Потом ты появилась. Ну, эту часть марлезонского балета тебе рассказывать не надо. Ты вот меня с того света вытащила, а я, прости и не обижайся – иногда думаю – а ради чего? Чего такого могу я тебе дать, когда ты могла только пальцем щелкнуть – и любой был бы у твоих ног!? А я, повторяю, не олигарх, не банкир, не миллионер. Мне, по сути, тебя каждый день завоевывать надо. Поэтому весь этот пафос – чтобы ты ни на секунду не сомневалась в том, что не ошиблась тогда… Что я могу дать, если не самое лучшее, то что-то такое, что не всегда можно купить за деньги. Это можно назвать… вкусом жизни, что ли? Поэтому, когда я отправляюсь в очередной поход за подвесками королевы, меня, помимо гордости, распирает смесь страха и восторга, словно кто-то из старого барака…

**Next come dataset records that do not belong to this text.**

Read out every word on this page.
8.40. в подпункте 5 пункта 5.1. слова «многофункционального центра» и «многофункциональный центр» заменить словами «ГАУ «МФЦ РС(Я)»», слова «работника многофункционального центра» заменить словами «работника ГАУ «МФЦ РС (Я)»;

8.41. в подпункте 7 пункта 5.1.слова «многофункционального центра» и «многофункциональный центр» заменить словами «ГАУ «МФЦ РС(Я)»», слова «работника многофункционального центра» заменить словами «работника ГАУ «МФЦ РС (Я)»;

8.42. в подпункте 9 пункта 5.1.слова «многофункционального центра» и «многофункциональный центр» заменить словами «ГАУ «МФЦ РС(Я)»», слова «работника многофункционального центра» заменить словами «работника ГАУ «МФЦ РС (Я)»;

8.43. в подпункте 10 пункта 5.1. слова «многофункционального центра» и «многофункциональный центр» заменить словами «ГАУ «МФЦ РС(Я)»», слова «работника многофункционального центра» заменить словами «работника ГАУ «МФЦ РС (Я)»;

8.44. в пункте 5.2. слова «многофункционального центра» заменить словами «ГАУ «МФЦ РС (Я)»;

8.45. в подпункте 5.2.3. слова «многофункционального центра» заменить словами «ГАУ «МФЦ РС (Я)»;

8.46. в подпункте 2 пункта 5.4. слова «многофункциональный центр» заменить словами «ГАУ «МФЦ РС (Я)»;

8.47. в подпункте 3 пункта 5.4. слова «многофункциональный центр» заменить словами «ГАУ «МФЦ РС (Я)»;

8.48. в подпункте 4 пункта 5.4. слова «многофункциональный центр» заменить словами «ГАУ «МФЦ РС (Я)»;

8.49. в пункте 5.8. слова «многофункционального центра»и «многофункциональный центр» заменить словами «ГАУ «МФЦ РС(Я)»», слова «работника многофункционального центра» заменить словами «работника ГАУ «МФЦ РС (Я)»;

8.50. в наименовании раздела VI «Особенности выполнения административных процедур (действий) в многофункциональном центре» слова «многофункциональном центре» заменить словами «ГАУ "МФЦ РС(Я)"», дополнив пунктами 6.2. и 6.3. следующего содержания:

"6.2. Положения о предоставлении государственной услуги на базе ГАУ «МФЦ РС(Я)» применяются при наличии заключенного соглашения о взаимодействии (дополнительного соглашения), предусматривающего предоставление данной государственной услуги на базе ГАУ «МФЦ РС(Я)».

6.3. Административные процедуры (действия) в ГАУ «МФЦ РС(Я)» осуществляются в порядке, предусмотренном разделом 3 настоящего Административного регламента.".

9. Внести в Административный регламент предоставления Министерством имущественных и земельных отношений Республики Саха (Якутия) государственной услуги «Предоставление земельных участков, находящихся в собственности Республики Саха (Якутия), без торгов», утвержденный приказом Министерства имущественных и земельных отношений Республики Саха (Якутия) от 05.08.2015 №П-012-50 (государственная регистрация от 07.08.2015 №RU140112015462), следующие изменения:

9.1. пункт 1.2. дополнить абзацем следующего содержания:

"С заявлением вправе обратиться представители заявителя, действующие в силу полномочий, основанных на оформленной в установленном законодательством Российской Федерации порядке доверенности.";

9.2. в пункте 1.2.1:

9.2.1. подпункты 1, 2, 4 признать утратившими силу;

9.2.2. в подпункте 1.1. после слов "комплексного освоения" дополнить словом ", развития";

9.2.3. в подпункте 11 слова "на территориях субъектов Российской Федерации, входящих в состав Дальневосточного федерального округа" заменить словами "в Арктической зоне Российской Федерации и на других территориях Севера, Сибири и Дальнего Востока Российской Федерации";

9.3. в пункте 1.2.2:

– … словно кто-то из старого барака шепчет – думал ли ты, простой провинциальный мальчик… я поняла, мой родной.
В Мескиту пошли с самого утра, к открытию, сразу после раннего завтрака. Пока Марьяна с видимым удовольствием уплетала картофельный омлет, по высоте походивший на православный кулич, Ваня внутренне метался между наставлениями доктора Баньоса и раскидистым натюрмортом шведского стола. Одержавшее трудную победу благоразумие остановило свой выбор на «tostado con tomate» – на золотистую корочку слегка поджаренного и еще теплого гренка была уложена карминная мякоть молотых томатов, сбрызнутых сверху солнечными каплями оливкового масла. Наблюдая за сооружавшим такую же композицию молодым испанцем, Ваня тоже потянулся было уложить сверху тончайшие лепестки амарантового хамона – но, вздохнув, отложил национальное блюдо обратно под удивленный взгляд кабальеро.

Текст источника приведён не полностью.